Two Pointer Sliding Window

• Say length of each word is wl and we have wc words. total_len of substring = wl * wc
• Two pointer sliding window solution. Initialize a window [start, end] = [0, total_len-1]
• Now we slide through s and capture every substring. We then test if this substring is valid and meets our conditions.
• We prepare a frequency map of input words. We call it ctr.
• We initialize a dictionary called seen.
• Now we pick every word (called next_word) sequentially in our window. Note there will be only wc words each of length wl.

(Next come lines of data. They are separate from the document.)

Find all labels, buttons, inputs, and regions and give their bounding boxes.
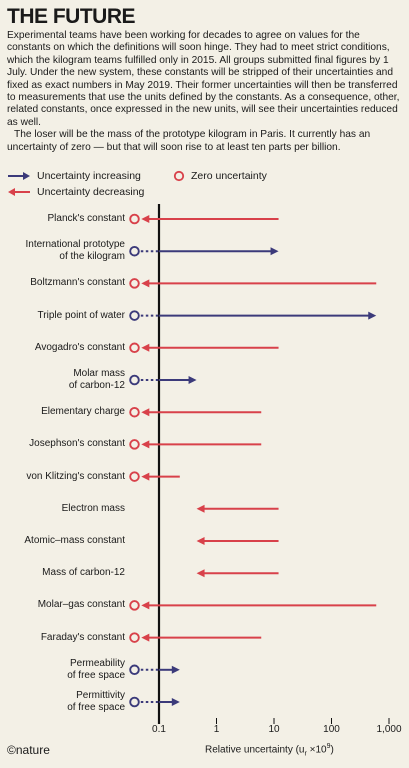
row-5 — [129, 374, 197, 386]
row-label: Mass of carbon-12 — [42, 567, 125, 579]
legend: Uncertainty increasing Uncertainty decre… — [7, 170, 327, 204]
arrow-head — [171, 698, 180, 706]
x-axis-label-sub: r — [304, 750, 307, 758]
arrow-right-icon — [8, 172, 30, 180]
legend-increasing: Uncertainty increasing — [7, 170, 141, 182]
zero-uncertainty-icon — [173, 170, 185, 182]
row-label: Josephson's constant — [29, 438, 125, 450]
row-7 — [129, 439, 262, 450]
zero-uncertainty-marker — [129, 213, 140, 225]
arrow-head — [196, 537, 205, 545]
arrow-head — [141, 633, 150, 642]
zero-uncertainty-marker — [129, 342, 140, 354]
x-axis-label: Relative uncertainty (ur ×109) — [205, 743, 334, 757]
row-label: Electron mass — [61, 502, 125, 514]
nature-logo: ©nature — [7, 743, 50, 757]
zero-uncertainty-marker — [129, 310, 140, 321]
row-label: Permittivity of free space — [67, 690, 125, 713]
arrow-head — [141, 601, 150, 610]
arrow-left-icon — [8, 188, 30, 196]
arrow-head — [141, 440, 150, 449]
intro-paragraph-2: The loser will be the mass of the protot… — [7, 129, 371, 153]
row-label: Atomic–mass constant — [24, 535, 125, 546]
row-8 — [129, 471, 180, 482]
row-9 — [196, 504, 279, 513]
row-0 — [129, 213, 279, 225]
x-tick-label: 10 — [268, 724, 280, 735]
row-label: Avogadro's constant — [34, 341, 125, 353]
zero-uncertainty-marker — [129, 471, 140, 482]
zero-uncertainty-marker — [129, 696, 140, 708]
row-label: Triple point of water — [37, 309, 125, 321]
legend-zero: Zero uncertainty — [173, 170, 267, 182]
intro-text: Experimental teams have been working for… — [7, 30, 403, 154]
x-axis-label-text: Relative uncertainty (u — [205, 744, 305, 756]
arrow-head — [141, 215, 150, 223]
row-11 — [196, 569, 279, 578]
zero-uncertainty-marker — [129, 439, 140, 450]
intro-paragraph-1: Experimental teams have been working for… — [7, 30, 400, 128]
zero-uncertainty-marker — [129, 632, 140, 643]
legend-decreasing: Uncertainty decreasing — [7, 186, 144, 198]
arrow-head — [188, 376, 197, 384]
arrow-head — [171, 665, 180, 674]
legend-zero-label: Zero uncertainty — [191, 170, 267, 182]
row-1 — [129, 245, 279, 257]
x-tick-label: 1 — [213, 724, 220, 735]
x-axis-label-end: ) — [330, 744, 334, 756]
arrow-head — [368, 311, 377, 320]
zero-uncertainty-marker — [129, 406, 140, 418]
row-label: von Klitzing's constant — [26, 470, 125, 482]
arrow-head — [141, 279, 150, 288]
row-label: Elementary charge — [41, 406, 125, 418]
zero-uncertainty-marker — [129, 664, 140, 676]
page-title: THE FUTURE — [7, 5, 136, 28]
legend-decreasing-label: Uncertainty decreasing — [37, 186, 145, 198]
row-12 — [129, 600, 377, 611]
x-tick-label: 1,000 — [376, 724, 402, 735]
x-axis-label-sup: 9 — [326, 743, 331, 750]
arrow-head — [141, 408, 150, 417]
zero-uncertainty-marker — [129, 245, 140, 257]
x-tick-label: 100 — [323, 724, 340, 735]
row-label: Boltzmann's constant — [30, 277, 125, 289]
zero-uncertainty-marker — [129, 278, 140, 289]
row-4 — [129, 342, 279, 354]
arrow-head — [141, 472, 150, 481]
row-2 — [129, 278, 377, 289]
row-3 — [129, 310, 377, 321]
arrow-head — [196, 504, 205, 513]
row-label: Permeability of free space — [67, 657, 125, 681]
x-tick-label: 0.1 — [152, 724, 166, 735]
row-label: Planck's constant — [47, 213, 125, 224]
row-label: Molar mass of carbon-12 — [68, 368, 125, 391]
zero-uncertainty-marker — [129, 374, 140, 386]
row-label: Faraday's constant — [40, 631, 125, 643]
row-6 — [129, 406, 262, 418]
arrow-head — [196, 569, 205, 578]
row-10 — [196, 537, 279, 545]
legend-increasing-label: Uncertainty increasing — [37, 170, 141, 182]
arrow-head — [270, 247, 279, 256]
x-axis-label-tail: ×10 — [306, 744, 327, 756]
row-14 — [129, 664, 180, 676]
row-label: Molar–gas constant — [37, 599, 125, 611]
zero-uncertainty-marker — [129, 600, 140, 611]
row-label: International prototype of the kilogram — [25, 239, 125, 263]
row-15 — [129, 696, 180, 708]
row-13 — [129, 632, 262, 643]
arrow-head — [141, 343, 150, 352]
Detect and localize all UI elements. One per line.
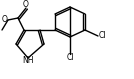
Text: Cl: Cl	[66, 53, 74, 62]
Text: OCH₃: OCH₃	[0, 26, 1, 35]
Text: NH: NH	[22, 56, 34, 65]
Text: O: O	[1, 15, 7, 24]
Text: O: O	[23, 0, 29, 9]
Text: Cl: Cl	[99, 32, 107, 41]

• If next_word is not in ctr then we know the window is invalid. If it is, but the frequency in seen is already equal to the frequency in ctr, then we know we have an extra occurence of this word in the window and the window is invalid. Otherwise, we increment its frequency in seen.
• If every word in this window is valid, then the entire window is valid.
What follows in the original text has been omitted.